Under Joe Biden, our trade deficits, also known as losses, have hit record highs. Since 2000 the U.S. has racked up $17 trillion in cumulative trade deficits with the world. Only a fool or a fanatic would dismiss these facts as irrelevant.

These gigantic sums of exported wealth are being used to build up our enemies’ military strength and transfer permanent ownership of American companies, intellectual property, real estate, and other assets to foreign nations. Foreigners now own $16.75 trillion more of our economy than we own of theirs. Our country is being plundered.

The best way to stop this hemorrhaging of America’s lifeblood is a simple but powerful tariff on most foreign products, like the kind that was the primary source of government revenue through most of American history, and which built this country into the manufacturing powerhouse of the world.

As I demonstrated repeatedly, the tariff is also an important tool of U.S. national security and diplomacy. I am proud to be the only candidate for president who believes in true economic nationalism. (WSJ)

Contrary to what Trump argued about the trade deficit, the WSJ editorial board claimed this isn't a "useful measure of economic performance."  

"In his first year in office, the U.S. imported $517 billion more than it exported in goods and services, according to data from the Census Bureau. That increased to $653 billion in 2020, and this relationship holds after adjusting for inflation," the board said. 

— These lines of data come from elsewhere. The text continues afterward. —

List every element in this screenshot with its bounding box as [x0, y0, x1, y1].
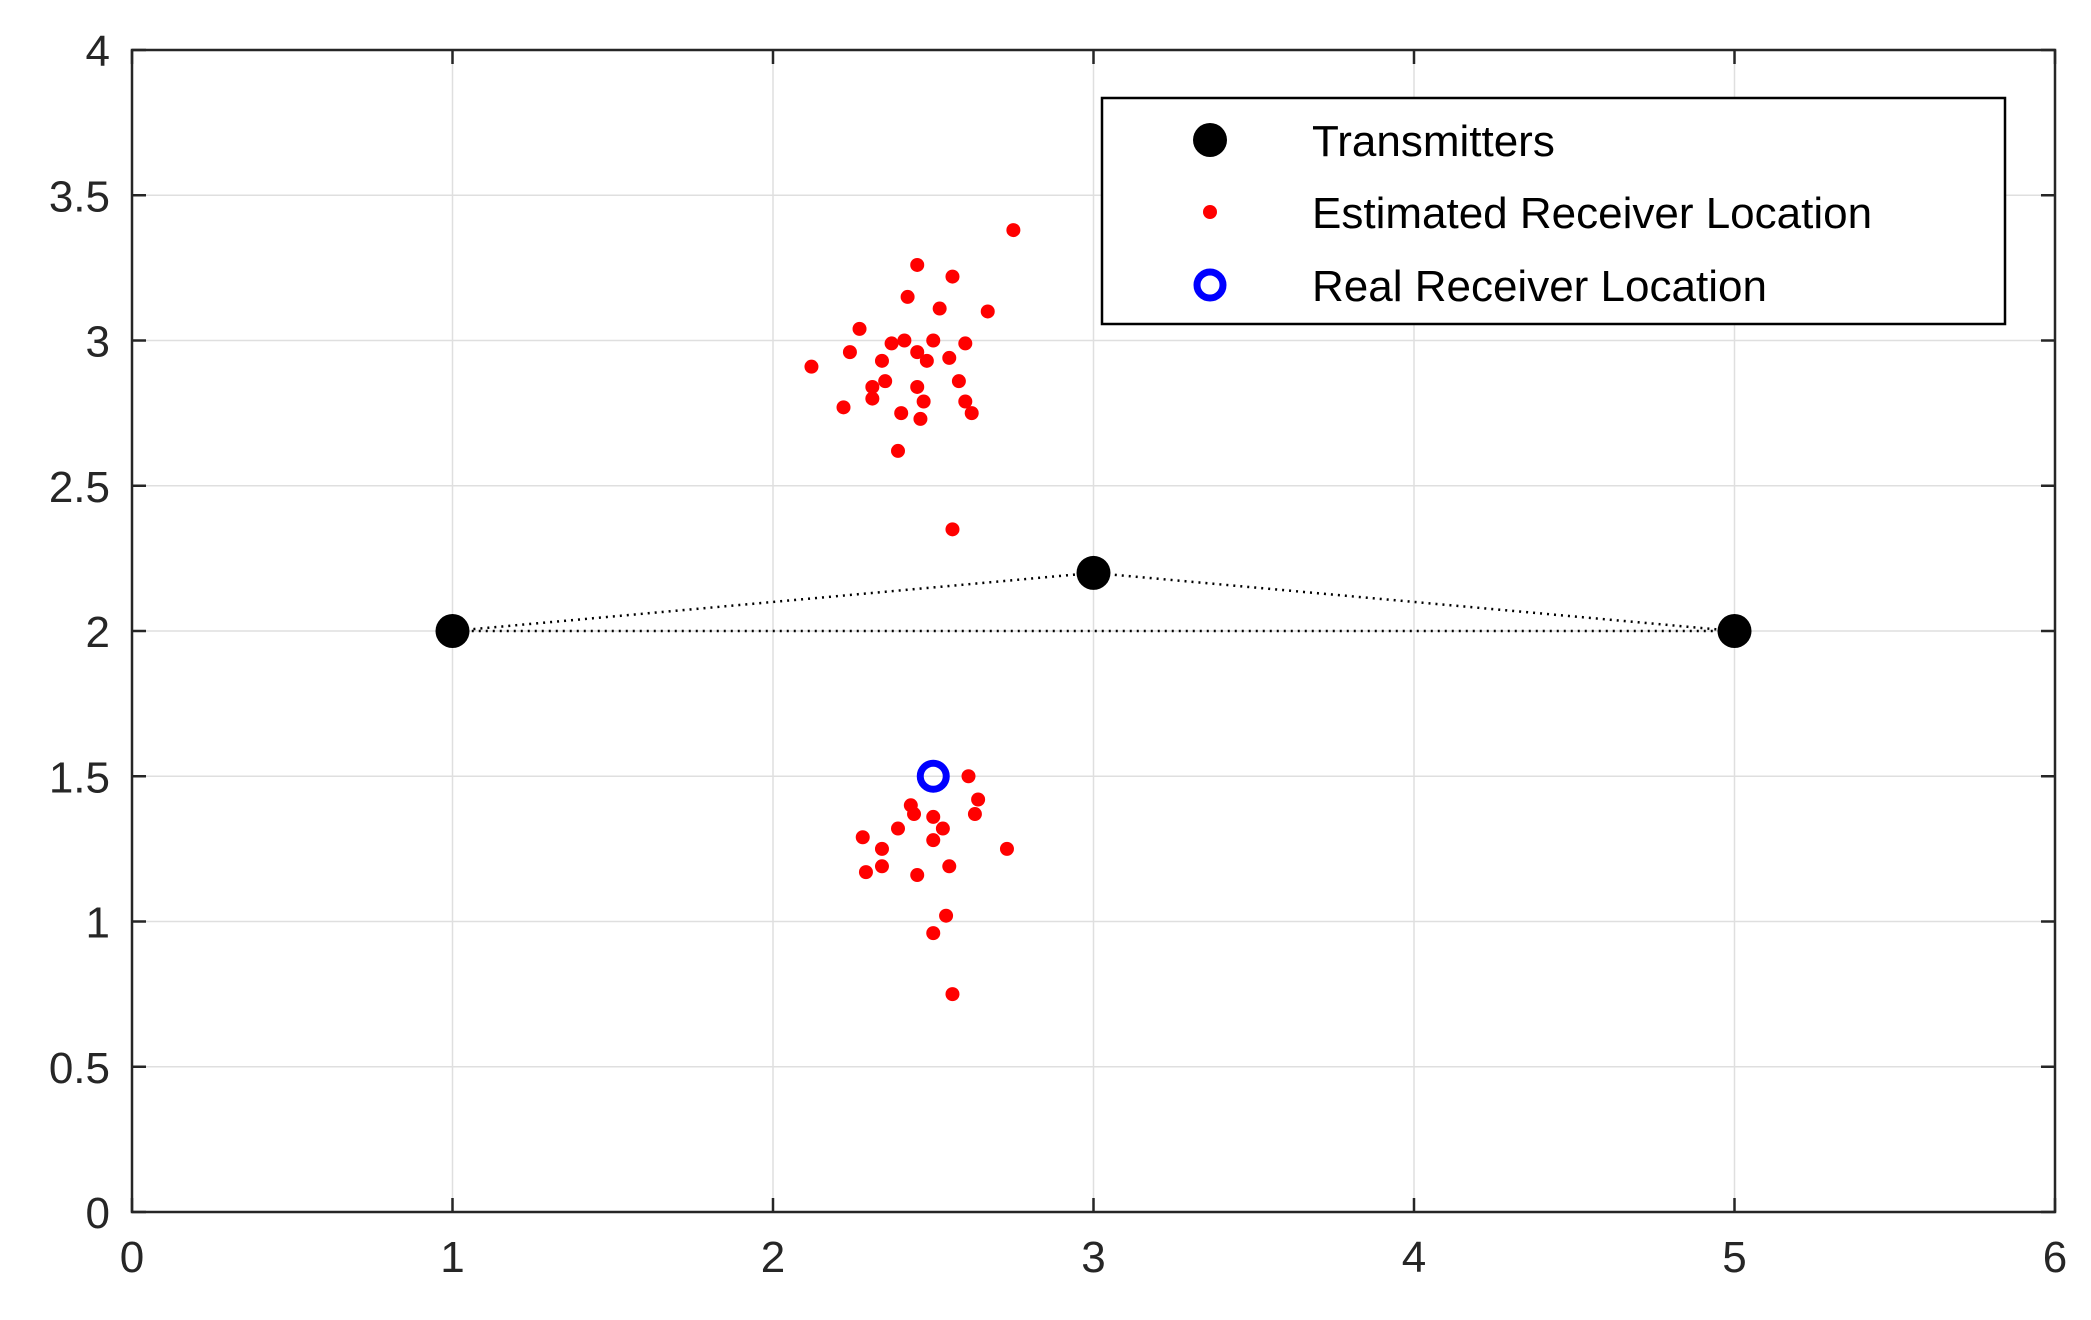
estimated-receiver-point — [945, 522, 960, 537]
y-tick-label: 1 — [86, 899, 110, 948]
estimated-receiver-point — [852, 321, 867, 336]
legend-label: Real Receiver Location — [1312, 262, 1767, 311]
estimated-receiver-point — [874, 841, 889, 856]
transmitter-point — [1717, 614, 1752, 648]
estimated-receiver-point — [913, 411, 928, 426]
estimated-receiver-point — [910, 379, 925, 394]
y-tick-label: 2 — [86, 608, 110, 657]
x-tick-label: 2 — [761, 1233, 785, 1282]
estimated-receiver-point — [945, 987, 960, 1002]
y-tick-label: 2.5 — [49, 463, 110, 512]
estimated-receiver-point — [939, 908, 954, 923]
legend-label: Transmitters — [1312, 117, 1555, 166]
estimated-receiver-point — [935, 821, 950, 836]
x-tick-label: 0 — [120, 1233, 144, 1282]
estimated-receiver-point — [926, 833, 941, 848]
estimated-receiver-point — [910, 257, 925, 272]
real-receiver-point — [916, 759, 950, 793]
legend-marker-real — [1193, 268, 1227, 302]
estimated-receiver-point — [964, 406, 979, 421]
estimated-receiver-point — [874, 353, 889, 368]
legend: Transmitters Estimated Receiver Location R… — [1100, 96, 2007, 326]
x-tick-label: 5 — [1722, 1233, 1746, 1282]
estimated-receiver-point — [910, 868, 925, 883]
data-points — [435, 223, 1752, 1002]
transmitter-point — [435, 614, 470, 648]
estimated-receiver-point — [1006, 223, 1021, 238]
estimated-receiver-point — [884, 336, 899, 351]
estimated-receiver-point — [878, 374, 893, 389]
transmitter-point — [1076, 555, 1111, 590]
legend-marker-transmitters — [1193, 123, 1227, 157]
y-tick-label: 0.5 — [49, 1044, 110, 1093]
legend-label: Estimated Receiver Location — [1312, 189, 1872, 238]
x-tick-label: 4 — [1402, 1233, 1426, 1282]
estimated-receiver-point — [890, 821, 905, 836]
y-tick-label: 4 — [86, 27, 110, 76]
estimated-receiver-point — [855, 830, 870, 845]
estimated-receiver-point — [967, 807, 982, 822]
estimated-receiver-point — [910, 345, 925, 360]
y-tick-label: 0 — [86, 1189, 110, 1238]
estimated-receiver-point — [890, 443, 905, 458]
y-tick-label: 1.5 — [49, 753, 110, 802]
estimated-receiver-point — [926, 333, 941, 348]
estimated-receiver-point — [919, 353, 934, 368]
x-tick-label: 3 — [1081, 1233, 1105, 1282]
estimated-receiver-point — [980, 304, 995, 319]
estimated-receiver-point — [961, 769, 976, 784]
estimated-receiver-point — [999, 841, 1014, 856]
estimated-receiver-point — [926, 926, 941, 941]
estimated-receiver-point — [916, 394, 931, 409]
estimated-receiver-point — [958, 336, 973, 351]
estimated-receiver-point — [804, 359, 819, 374]
estimated-receiver-point — [907, 807, 922, 822]
estimated-receiver-point — [945, 269, 960, 284]
estimated-receiver-point — [971, 792, 986, 807]
estimated-receiver-point — [900, 289, 915, 304]
estimated-receiver-point — [897, 333, 912, 348]
estimated-receiver-point — [865, 379, 880, 394]
estimated-receiver-point — [932, 301, 947, 316]
estimated-receiver-point — [926, 809, 941, 824]
estimated-receiver-point — [951, 374, 966, 389]
estimated-receiver-point — [894, 406, 909, 421]
ticks: 0 1 2 3 4 5 6 0 0.5 1 1.5 2 2.5 3 3.5 4 — [49, 27, 2067, 1282]
estimated-receiver-point — [942, 350, 957, 365]
y-tick-label: 3.5 — [49, 172, 110, 221]
estimated-receiver-point — [836, 400, 851, 415]
estimated-receiver-point — [865, 391, 880, 406]
estimated-receiver-point — [958, 394, 973, 409]
estimated-receiver-point — [874, 859, 889, 874]
estimated-receiver-point — [842, 345, 857, 360]
y-tick-label: 3 — [86, 318, 110, 367]
legend-box — [1100, 96, 2007, 326]
x-tick-label: 1 — [440, 1233, 464, 1282]
legend-marker-estimated — [1203, 205, 1217, 219]
estimated-receiver-point — [942, 859, 957, 874]
estimated-receiver-point — [858, 865, 873, 880]
x-tick-label: 6 — [2043, 1233, 2067, 1282]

The WSJ editorial board wasn't the only one to warn about Trump's proposal. 

Economists of both parties said Trump’s tariff proposal is extremely dangerous. Adam Posen, president of the Peterson Institute for International Economics, a Washington think tank, called the idea “lunacy” and “horrifying” and said it would lead the other major economies around the world to conclude the United States cannot be trusted as a trading partner. Although aimed at bolstering domestic production, a 10 percent tariff would hurt the thousands of U.S. firms that depend on imports, while also crippling the thousands of U.S. firms that depend on foreign exports, Posen said.

The United States today imposes an average tariff on imports of just above 3 percent, according to Posen. That number is higher for some countries, with goods coming from China facing an average import duty of 19 percent. “You would be depriving American families of an enormous amount of choice, making their lives much more expensive, and putting millions of people out of work,” Posen said. [...]

Even former Trump economic officials were sharply critical of the idea. “A tariff of that scope and size would impose a massive tax on the folks who it intends to help,” said Paul Winfree, an economist who served as Trump’s deputy director of the Domestic Policy Council and is now president of the Economic Policy Innovation Center, a center-right think tank. “It would get passed along through higher prices at a time when the Federal Reserve has had difficulty limiting inflation.” (WaPo)

Jason Miller, a spokesman for Trump, pushed back on the criticism, however. 

“The globalists who push false claims of economic disaster have been proven wrong time and again,” Miller told the Post. “No amount of fearmongering from special interests and establishment hacks in Washington will stop him from defending American workers and fighting to return millions of manufacturing jobs to the USA.”